H.B. 457 could force Summit County to pre-approve development areas, limiting future denials

A newly circulating version of H.B. 457 would require certain third-class counties to map long-range urban growth areas, while another substitute strips that section out, leaving Utah’s Capitol response to fast-growth counties in flux.

SALT LAKE CITY, UT — A Utah bill that could reshape how Summit County plans for future growth remains in flux at the Capitol, with competing versions containing significantly different language.

At stake is something Summit County has long guarded: local control over where and how development happens. If the bill’s growth-planning provisions advance, the county could be required to pre-designate areas for urban expansion and lock in development capacity there, limiting its ability to say no later. The measure is the latest in a series of legislative moves that, taken together, represent a sustained push to override county-level discretion on the Wasatch Back.

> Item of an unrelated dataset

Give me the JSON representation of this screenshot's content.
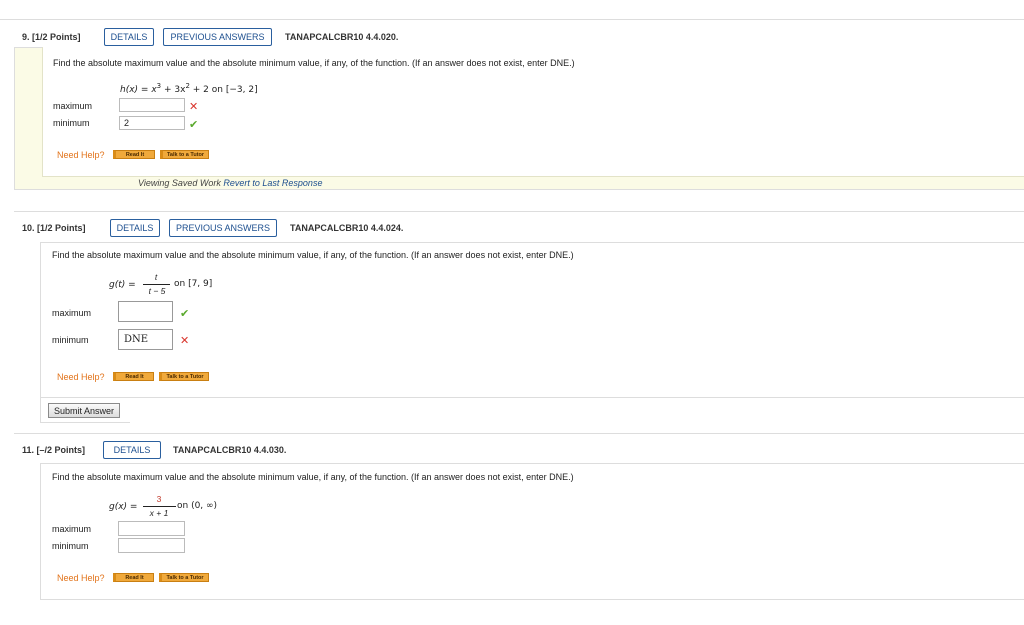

H.B. 457 has gone through multiple rewrites. The 3rd substitute, titled “County Growth Planning and Annexation Amendments,” is the version with direct implications for Summit County. It would require certain third-class counties adjacent to a first-class county — a category that includes Summit — to incorporate 20-year population and employment projections into their general plans and designate urban reserve areas sized to accommodate that growth. Those areas would need planning for land uses, transportation corridors, utilities, schools, and water and sewer capacity. Counties could not reduce a reserve area’s development capacity without making written findings tied to water limits, infrastructure deficiencies, a public health or safety threat, or specific resource-protection laws.

A more recent 4th substitute strips all of that out. Retitled “Municipal Annexation Amendments,” it focuses narrowly on automatic annexation of unincorporated islands in second-class counties — and says nothing about growth planning in Summit County.

The shifting bill text arrives as Summit County is already navigating a broader land-use debate. Ivory Homes’ president confirmed to the Utah House Political Subdivisions Committee that he approached the bill’s sponsor, Rep. Jim Dunnigan, R-Taylorsville, directly about H.B. 457, and county officials named the company publicly — connecting the legislation to Ivory’s active rezone request in Browns Canyon, where the developer is seeking to build up to 3,000 homes on land currently zoned for one house per 80 acres.

H.B. 457 is the latest in a series of bills this session with implications for Summit County land use. H.B. 510, which TownLift reported on Feb. 10, targets the preliminary municipality process — the same pathway Dakota Pacific used as leverage during its Kimball Junction negotiations and that Ivory Homes attempted in Browns Canyon.

With the 2026 general session ending March 6, H.B. 457 remains unsettled. If the 3rd substitute’s growth-planning provisions move forward, Summit County could face new long-range planning mandates as lawmakers continue to revise the state’s rules on growth, annexation, and incorporation.